Barriers such as cost and storage mean that the majority of food banks also do not serve fresh fruit or vegetables, nor do they give people instruction as to how to incorporate the food they receive into meals. People lack cooking skills but they don’t receive as much as a menu card at most food banks, they just get hand outs of non-perishables.
What’s more, when people take the rice or pasta or whatever other non-perishable home with them, some can’t even afford to heat it up.

Most of all, though, food banks signify a return to the Victorian model of the church and rich people (in this case supermarkets, happy to dispose of their waste for free) doling out food to the humble but grateful.
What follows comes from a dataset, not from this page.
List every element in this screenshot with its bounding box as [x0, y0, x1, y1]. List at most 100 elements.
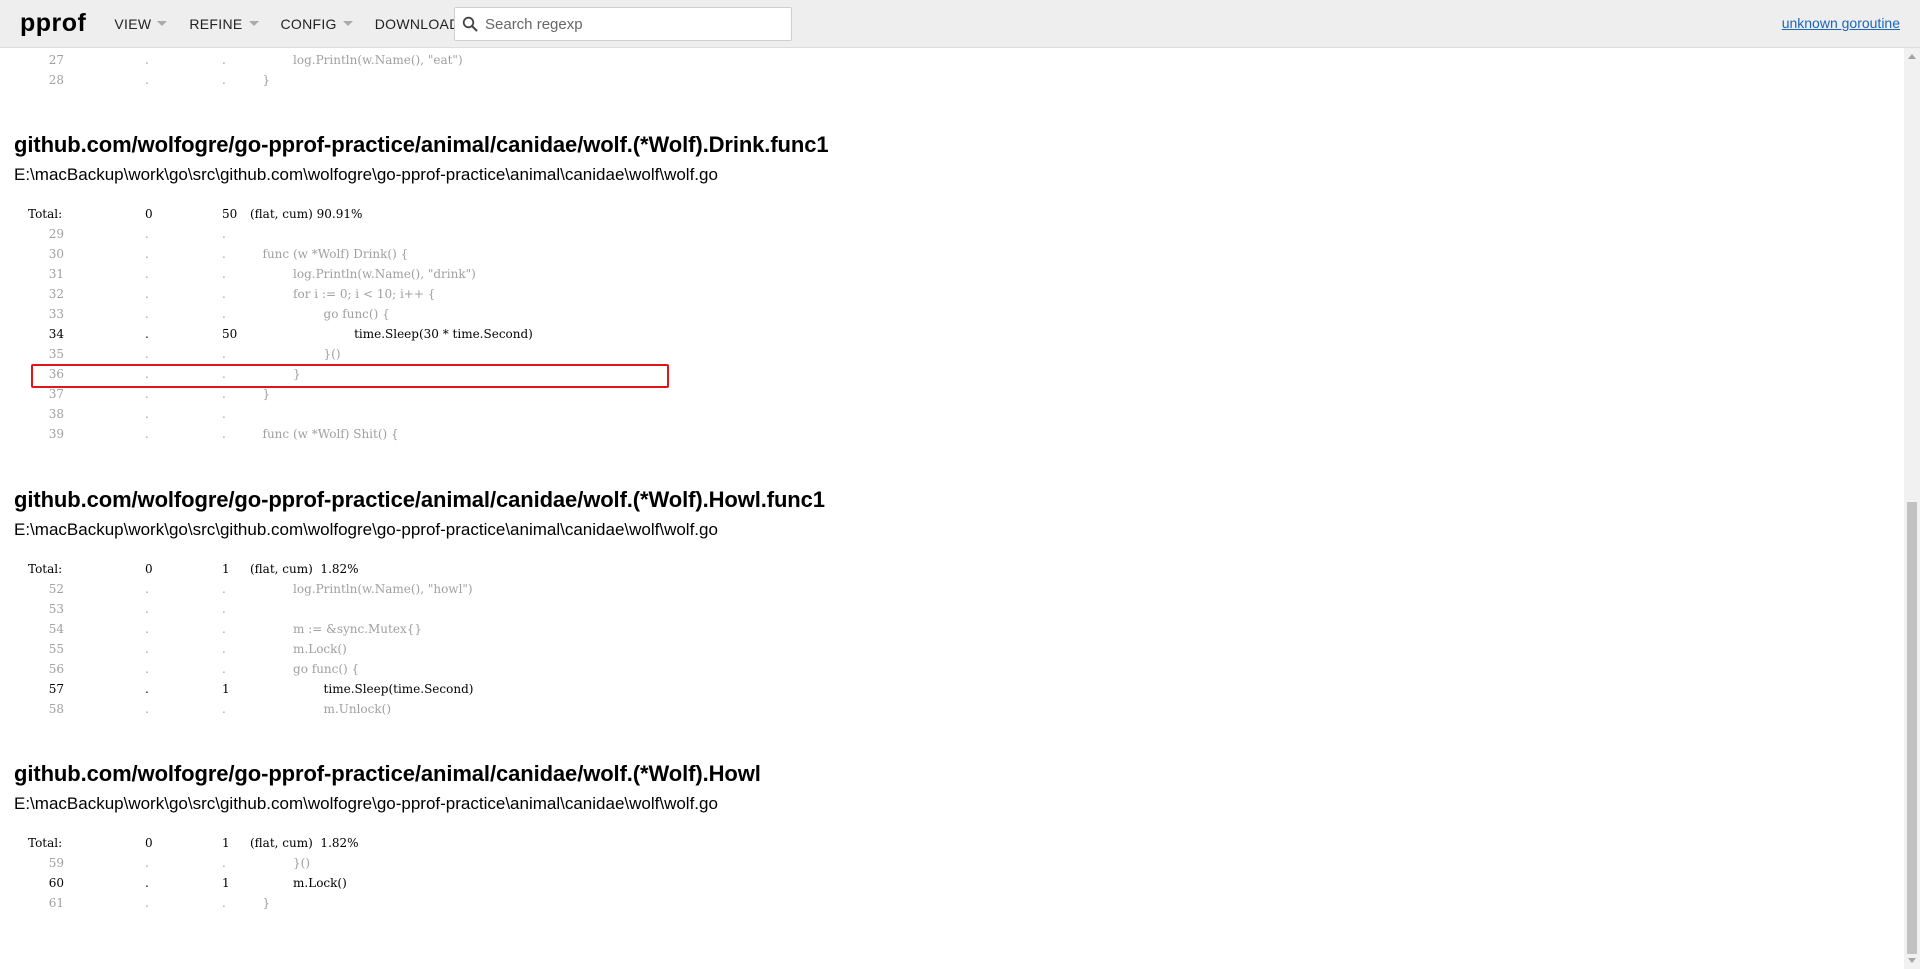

While some are moving towards the Food Bank Plus model, which uses the food bank as a conduit for other interventions, most don’t foster a sense of community and possess the stigma of the handout.

So, let’s revive communal dining instead. Let’s have local authorities subsidising cheap cafes on-site or next door to food banks where people can get a cheap nutritious meal or simply an on-site kitchen where people can learn to prepare food as a meal. Let’s force supermarkets to manage the donation of fresh produce more efficiently, providing fresh fruit and vegetables rather than just non-perishables. Donating non-perishables is so much easier for supermarkets and hits waste targets easily, but fresh produce is where the waste really lies. This would improve nutrition and get rid of a few fat kids plugged full of carbohydrates and sugar.

More importantly, let’s use communal eating to combat problems borne of social dislocation, depression and loneliness. Intangibles such as mental turmoil are surprisingly easily targeted via simply sitting down and breaking bread.

Today there’s no political will to nationalise food poverty by centrally funding national kitchens as there was during World War I but there’s certainly a case for spending money to ensure food banks resemble community kitchens more – not just to feed, but to encourage better and affordable eating. In Peru, there is a system where the state provide basics (rice and cooking oil) and the communities provide and cook all the fresh food. The expense of doing this for the state is offset by long term savings in public health – and this is in a country where they don’t have free public healthcare. If the NHS is to pick up the long term tab for poor eating then it’s surely more cost effective to spend a bit now to reap the long term rewards.

Above all, then, let’s overcome the idea of the handout. We did this 100 years ago, why not do it again? For that to happen, the state needs to step up to the mark, as do supermarkets. Otherwise the prospect of “junk food kids” will continue its monstrous yet unassailable waddle from media panic to social reality.